Joanna was a bright, experienced MBA from Stanford. She had recently joined one of the largest F100 FMCG companies and was extremely excited to be part of the Digital Supply Chain Transformation Project that the company had recently embarked on.
As part of her new assignment, she was responsible for reducing the working capital held up in inventory, reduction in product obsolescence and reduction in warehousing cost. All these, as she rightly realized, were all linked to the inventory that the supply chain was carrying.
To deliver on her KPIs, she had to figure out ways to rationalize the inventory and, in her opinion, Brad was the best person to help her with this.
Brad was an experienced consultant who had helped many companies digitize their supply chains. He was instrumental in delivering huge transformative projects and was well respected in the organization.
Meanwhile, Joanna being fiercely independent, had gone ahead and downloaded a Safety Stock Calculation Template. She took some time to punch in the required numbers. Once she was ready, she scheduled a meeting with Brad to validate her findings.
Brad looked at the calculations and asked Joanna to plot the graph of historical data and safety stock. Then he pointed out the products that had distinctive patterns in their sales data. These patterns, he explained would be captured by a forecasting software and would then be used to forecast the future. Brad then went on to explain the fundamental reasons for carrying safety stock. He explained that Safety Stock are carried to tide over the gap between what was forecasted verses what the customer actually bought. In absence of a Safety Stock, a higher sale compared to the forecast resulted in a stock out. Technically, if we can forecast the demand correctly, then there would be no need to carry any safety stock.
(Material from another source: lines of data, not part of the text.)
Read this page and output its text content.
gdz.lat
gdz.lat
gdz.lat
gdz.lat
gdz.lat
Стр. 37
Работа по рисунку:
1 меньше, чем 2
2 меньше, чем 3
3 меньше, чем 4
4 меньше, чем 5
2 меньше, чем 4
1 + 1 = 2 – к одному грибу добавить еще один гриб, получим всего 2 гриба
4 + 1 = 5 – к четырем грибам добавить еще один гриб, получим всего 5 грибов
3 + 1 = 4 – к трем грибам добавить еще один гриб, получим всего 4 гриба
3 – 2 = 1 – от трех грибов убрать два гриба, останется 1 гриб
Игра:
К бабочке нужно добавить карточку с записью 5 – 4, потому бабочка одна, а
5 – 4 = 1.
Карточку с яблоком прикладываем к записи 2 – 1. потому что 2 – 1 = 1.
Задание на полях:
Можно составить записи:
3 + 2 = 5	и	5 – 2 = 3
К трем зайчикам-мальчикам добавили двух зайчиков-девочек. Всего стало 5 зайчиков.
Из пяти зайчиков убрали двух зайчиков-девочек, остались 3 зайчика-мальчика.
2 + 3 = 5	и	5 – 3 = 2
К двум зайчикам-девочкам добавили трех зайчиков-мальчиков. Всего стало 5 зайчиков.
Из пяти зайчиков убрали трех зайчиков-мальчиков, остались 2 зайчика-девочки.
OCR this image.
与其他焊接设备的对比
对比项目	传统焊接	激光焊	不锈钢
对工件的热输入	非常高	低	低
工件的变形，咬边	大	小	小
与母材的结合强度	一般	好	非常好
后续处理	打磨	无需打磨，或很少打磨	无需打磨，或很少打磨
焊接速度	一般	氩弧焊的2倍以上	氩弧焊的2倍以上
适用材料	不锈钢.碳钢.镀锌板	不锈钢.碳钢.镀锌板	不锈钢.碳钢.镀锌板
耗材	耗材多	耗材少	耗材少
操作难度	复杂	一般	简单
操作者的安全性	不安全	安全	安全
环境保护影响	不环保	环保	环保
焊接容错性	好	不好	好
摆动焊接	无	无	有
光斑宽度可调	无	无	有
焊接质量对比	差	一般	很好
Brad pulled out the data from one of his assignments and showed the Historical sales and the forecast pattern to Joanna.
Brad explained that this product showed a seasonal behavior and had a good pattern in the historical sales. The same pattern can be easily identified by a good forecasting engine. There will be some forecasting errors for which safety stock should be kept. However, if we calculate the deviation across the historical data, as Joanna had calculated, then the deviation will be huge compared to the actual deviation. This will unnecessarily prompt a higher inventory level. Joanna quickly calculated both the numbers and found that the deviation calculated across historical periods was around 5 times of the actual deviation. This faulty calculation technique, as she correctly guessed, was the reason for inflated inventory numbers for the seasonal products.
Armed with this knowledge, Joanna recalculated the inventory numbers and right sized the inventory. For some products, the inventory went up and for many it went down. Even with a higher service level, she could still reduce the total inventory by more than 26%.
Joanna was very happy with what she had found and pulled a reluctant Brad to the nearest pub for a pint of wheat beer.